Il Direttivo della Bce ha altresì deliberato la fine, a giugno, del programma di acquisti di bond (Ppa) ora in corso di riduzione per 15 miliardi mensili, mentre per l’altro programma, quello per l’emergenza pandemica (Pepp), continueranno i reinvestimenti fino al fine del 2024.

Si stima un rientro totale di circa 25 miliardi al mese. Insomma, l’aumento dei 25 punti va affiancato alla fine del programma di nuovi acquisti di titoli, in linea generale già programmato, ma che avrebbe pur potuto essere prorogato per avere così un’intonazione più restrittiva del governo della moneta. Le frasi che vengono pronunciate sulla possibilità che la Bce impieghi tutti i mezzi disponibili all’occorrenza e per ribadire ancora che «si guarderà ai dati, meeting dopo meeting» per le misure dei prossimi mesi, dicono tutto e niente: è una ripetizione che sembra ormai diventata una clausola di stile. Ma ci si deve pur chiedere perché i risultati delle misure fin qui adottate sono largamente insoddisfacenti. Per fare un passo in più, Lagarde si rivolge ai governi e rappresenta l’esigenza che essi abroghino i provvedimenti adottati per contrastare la crisi energetica e che si fronteggino le spinte sulle negoziazioni salariali, tenendo conto altresì dell’aumento dei margini dei profitti. Una visione, questa, di restrizioni a 360 gradi che certamente non può essere accolta perché così afferma la signora Lagarde.

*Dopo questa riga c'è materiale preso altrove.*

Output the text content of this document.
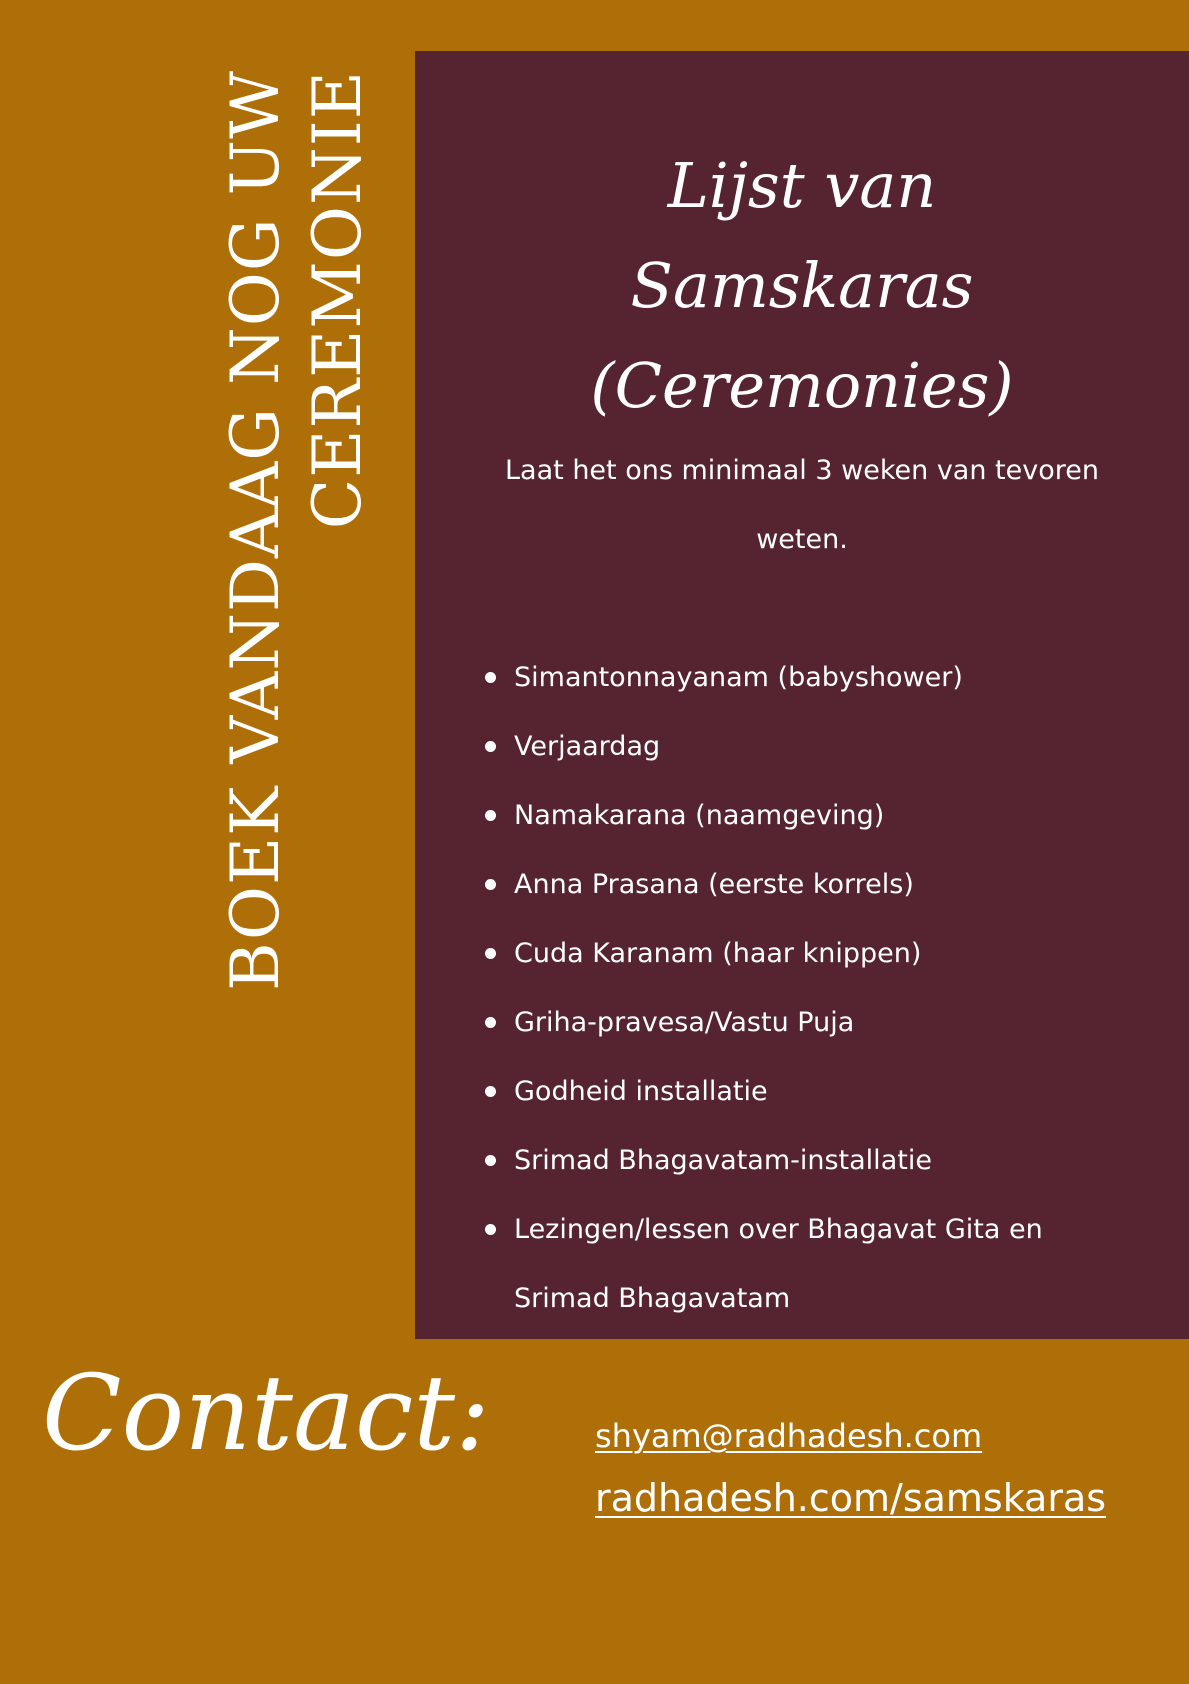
BOEK VANDAAG NOG UW CEREMONIE	Lijst van
Samskaras
(Ceremonies)
Laat het ons minimaal 3 weken van tevoren weten.
Simantonnayanam (babyshower)
Verjaardag
Namakarana (naamgeving)
Anna Prasana (eerste korrels)
Cuda Karanam (haar knippen)
Griha-pravesa/Vastu Puja
Godheid installatie
Srimad Bhagavatam-installatie
Lezingen/lessen over Bhagavat Gita en Srimad Bhagavatam
Contact:	shyam@radhadesh.com
radhadesh.com/samskaras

Allora, se c’é un’esigenza di raccordi, di concertazioni - come la stessa presidente fugacemente prospetta - occorre che si risponda con un Patto a livello europeo e ai livelli nazionali, alla cui base vi sia il contrasto dell’inflazione senza però mortificare crescita e lavoro. Una strategia alla quale concorrano su di un piano di parità politica economica e di finanza pubblica, politica monetaria e politica dei redditi, di tutti i redditi, come diceva Carlo Azeglio Ciampi. La politica monetaria può, ma non può tutto: lo sta dimostrando, dopo gli errori gravi compiuti nel tardare l’azione di anticipo anti-inflazione. Allora occorre rispondere con una nuova, più forte terapia, all’altezza delle difficoltà da affrontare che non sono rappresentate solo nell’aumento dei prezzi, ma sono costituite anche dagli impatti della guerra, dalle difficoltà geopolitiche, dall’esigenza di affrontare la transizione ecologica, dai problemi delle migrazioni. Spetta pure al governo della moneta di non trascurare questo contesto.